Bu da usumuza geliyor elbet: Akaduran zaman, gitgide azalan, azaldığı duyumsanan ömürler, bilinci belirli bir düzeyde kimi mutsuz etmez ki? Öznenin de mutsuz olması, kederlenmesi olağan. Bu keder ve mutsuzlukla ömrün bir muhasebesini yapması da o derece olağan.

Onca yapıt sahibi bir yazar olduğunu varsaydığımız öznenin (bilinci sürekli devinen, sürekli sorgulayan bir insanın), sıradan bir halk insanı gibi, tevekkülle boyun bükmesi olası mıdır? Elbette kendince ön planda duran ne varsa tartacak, irdeleyecek, arada katılıkla sorgulayacak, yargılayacaktır.

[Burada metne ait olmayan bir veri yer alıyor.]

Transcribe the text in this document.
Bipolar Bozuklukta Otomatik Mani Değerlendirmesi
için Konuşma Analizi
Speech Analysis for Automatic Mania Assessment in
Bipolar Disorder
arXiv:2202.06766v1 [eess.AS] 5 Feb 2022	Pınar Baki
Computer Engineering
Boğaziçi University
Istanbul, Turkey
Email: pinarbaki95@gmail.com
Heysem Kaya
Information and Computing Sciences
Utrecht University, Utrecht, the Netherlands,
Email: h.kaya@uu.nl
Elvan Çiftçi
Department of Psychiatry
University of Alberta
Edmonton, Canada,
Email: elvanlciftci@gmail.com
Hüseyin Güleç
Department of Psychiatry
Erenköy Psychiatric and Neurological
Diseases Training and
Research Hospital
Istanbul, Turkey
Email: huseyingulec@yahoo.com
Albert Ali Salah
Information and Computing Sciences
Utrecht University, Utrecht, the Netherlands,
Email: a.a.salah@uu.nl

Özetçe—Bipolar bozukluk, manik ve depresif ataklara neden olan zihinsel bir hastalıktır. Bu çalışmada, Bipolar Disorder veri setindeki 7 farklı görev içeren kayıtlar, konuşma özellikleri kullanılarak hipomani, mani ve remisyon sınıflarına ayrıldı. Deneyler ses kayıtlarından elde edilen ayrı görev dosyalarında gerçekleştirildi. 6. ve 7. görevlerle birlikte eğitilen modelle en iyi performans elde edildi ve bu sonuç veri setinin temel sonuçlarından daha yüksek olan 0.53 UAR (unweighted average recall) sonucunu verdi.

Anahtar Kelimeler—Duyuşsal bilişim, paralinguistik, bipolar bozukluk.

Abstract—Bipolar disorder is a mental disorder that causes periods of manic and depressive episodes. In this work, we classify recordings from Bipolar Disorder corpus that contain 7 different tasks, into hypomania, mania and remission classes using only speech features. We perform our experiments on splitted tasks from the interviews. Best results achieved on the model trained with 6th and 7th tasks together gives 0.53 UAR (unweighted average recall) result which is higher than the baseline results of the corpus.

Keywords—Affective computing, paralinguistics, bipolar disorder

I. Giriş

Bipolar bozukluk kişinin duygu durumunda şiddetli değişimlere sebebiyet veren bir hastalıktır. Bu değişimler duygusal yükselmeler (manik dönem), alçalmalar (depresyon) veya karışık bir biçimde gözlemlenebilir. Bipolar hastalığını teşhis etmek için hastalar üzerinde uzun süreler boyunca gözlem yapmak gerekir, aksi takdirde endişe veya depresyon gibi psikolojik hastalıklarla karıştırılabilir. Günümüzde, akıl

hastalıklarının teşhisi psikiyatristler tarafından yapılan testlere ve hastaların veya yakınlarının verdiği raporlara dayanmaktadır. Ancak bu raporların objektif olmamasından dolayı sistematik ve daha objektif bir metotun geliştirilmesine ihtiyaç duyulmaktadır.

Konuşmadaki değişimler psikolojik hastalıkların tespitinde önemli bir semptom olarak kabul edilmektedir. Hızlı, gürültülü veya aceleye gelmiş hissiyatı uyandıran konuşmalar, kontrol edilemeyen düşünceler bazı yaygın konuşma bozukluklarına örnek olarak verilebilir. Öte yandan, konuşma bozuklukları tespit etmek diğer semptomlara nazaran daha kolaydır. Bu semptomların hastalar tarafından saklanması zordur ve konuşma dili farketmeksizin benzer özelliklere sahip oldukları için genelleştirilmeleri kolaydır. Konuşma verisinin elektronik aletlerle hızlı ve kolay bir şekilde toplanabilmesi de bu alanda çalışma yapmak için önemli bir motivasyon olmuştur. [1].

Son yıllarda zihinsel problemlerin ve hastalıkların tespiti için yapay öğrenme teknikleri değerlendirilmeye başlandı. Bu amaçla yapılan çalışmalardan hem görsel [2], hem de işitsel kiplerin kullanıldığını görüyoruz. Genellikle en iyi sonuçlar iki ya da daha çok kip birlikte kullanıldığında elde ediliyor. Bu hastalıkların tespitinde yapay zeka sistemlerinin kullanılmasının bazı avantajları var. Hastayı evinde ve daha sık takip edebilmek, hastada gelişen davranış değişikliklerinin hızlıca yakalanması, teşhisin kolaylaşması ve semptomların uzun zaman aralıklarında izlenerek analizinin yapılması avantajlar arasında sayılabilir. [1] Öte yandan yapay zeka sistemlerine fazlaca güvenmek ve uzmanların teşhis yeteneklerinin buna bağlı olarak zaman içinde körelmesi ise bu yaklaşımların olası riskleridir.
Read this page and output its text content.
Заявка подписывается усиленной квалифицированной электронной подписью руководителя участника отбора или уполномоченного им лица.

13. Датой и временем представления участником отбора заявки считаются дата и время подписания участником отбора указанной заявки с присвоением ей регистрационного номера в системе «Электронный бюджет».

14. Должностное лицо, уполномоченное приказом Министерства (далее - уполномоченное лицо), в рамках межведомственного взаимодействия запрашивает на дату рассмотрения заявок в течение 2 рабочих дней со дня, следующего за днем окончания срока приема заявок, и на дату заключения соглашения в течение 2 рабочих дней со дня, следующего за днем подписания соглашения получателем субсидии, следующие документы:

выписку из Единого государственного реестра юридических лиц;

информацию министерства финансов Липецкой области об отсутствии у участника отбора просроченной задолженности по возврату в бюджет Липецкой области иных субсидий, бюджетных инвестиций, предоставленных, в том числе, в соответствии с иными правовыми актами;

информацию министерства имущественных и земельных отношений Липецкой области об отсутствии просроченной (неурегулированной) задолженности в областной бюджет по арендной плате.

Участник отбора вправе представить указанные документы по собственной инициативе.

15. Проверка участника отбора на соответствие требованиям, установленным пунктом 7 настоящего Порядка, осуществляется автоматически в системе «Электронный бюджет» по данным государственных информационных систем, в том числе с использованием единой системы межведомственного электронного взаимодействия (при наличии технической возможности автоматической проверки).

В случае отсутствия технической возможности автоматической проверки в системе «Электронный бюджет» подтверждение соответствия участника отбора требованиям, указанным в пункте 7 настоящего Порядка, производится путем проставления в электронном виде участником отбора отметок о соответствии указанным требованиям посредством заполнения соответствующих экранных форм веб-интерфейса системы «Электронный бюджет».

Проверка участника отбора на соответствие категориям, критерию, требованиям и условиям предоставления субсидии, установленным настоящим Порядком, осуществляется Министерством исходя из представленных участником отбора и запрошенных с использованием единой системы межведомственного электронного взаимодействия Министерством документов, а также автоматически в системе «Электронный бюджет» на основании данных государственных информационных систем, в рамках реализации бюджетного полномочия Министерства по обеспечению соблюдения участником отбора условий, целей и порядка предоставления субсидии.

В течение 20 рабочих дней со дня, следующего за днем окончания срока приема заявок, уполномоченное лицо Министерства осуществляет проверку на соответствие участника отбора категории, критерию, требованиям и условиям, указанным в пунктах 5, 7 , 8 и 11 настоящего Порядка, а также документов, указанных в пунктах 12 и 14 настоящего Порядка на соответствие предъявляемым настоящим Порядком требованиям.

Öznenin bir yakınısı da yalnızlıktandır. Her zaman yerinde bir yakını mıdır bu? Hele özne, varsaydığımız üzere bir yaratıcı ise? Bu yaratıcılık sürecinde hayat elbet - yalnız kalmak yoluyla da - sık sık yitir(il)ecektir de. Belki tam anlamıyla yitirmek de değildir o. Kendine sözcükler aracılığıyla daha nitelikli, daha değerli bir hayat kazan(dır)maktır.

Yoğunlukla dile getir(il)mese de, öznenin sürekli kendisini didiklemesinde sosyal / toplumsal ortamların da önemli bir payı olduğu söylenebilir.

Özne, gerekli olmadığı sürece kimsenin kimseyle ilgilenmediği, kimsenin kimseye rahatsız edici gözlerle bakmadığı sosyal ortamlarda, söz gelimi öyle bir İstanbul’da ömür sürebilseydi, sanıyorum ki roman yer yer de - apayrı diyemesek bile - farklıca bir düzlemde ilerleyebilirdi.

Oysa günler geceler, aylar, yıllar neredeyse her zaman dört duvar arasındadır! Umulan, aranılan nasıl bulunacaktır bu durumda?

Roman, okura sık sık sorular da sordurur. Örneğin yaşamın tadına ağırlıklı olarak hangisiyle ereceğiz? Bedenlerimizle mi, yoksa edim ve eylemlerimizle mi? Ya aradıklarımızı bulamadığımızda pes mi edeceğiz, diretecek miyiz? Diretecek ve doğuracağı bezginlik ve mutsuzluklara katlanacak mıyız? Yoksa bazen de oluruna bırakmak, en doğrusu mu?

Bizde roman algısı hemen her zaman bu yöndedir: Zaman zaman düğümlenen, gize bürünen, okurun merakını canlı tutmayı gereksinen bir olaylar zinciri… Sen ve Kendin’de o bağlamda olaylar zinciri falan yok. “Sen” ve “kendin” kavramları üzerine, bu kadar kapsamlı ve derin bir irdeleme, irdeleyici roman kotarma da kolay değil doğrusu. Üstelik yalın ama bir o kadar da yazınsal bir dille… Okurun olaylar zinciriyle merakını ayakta tutmaksızın… Fakat “usta” nitelemesi de durduk yerde verilmiyor bir yazara.

Bu özellikleriyle nasıl adlandıracağız Sen ve Kendin’i? “Psikolojik roman” olarak mı? Elbette! Romanımızın bu tür yönünden fazlaca varsıl olmadığını anımsarsak, yeni bir kazanım saymalıyız Sen ve Kendin’i.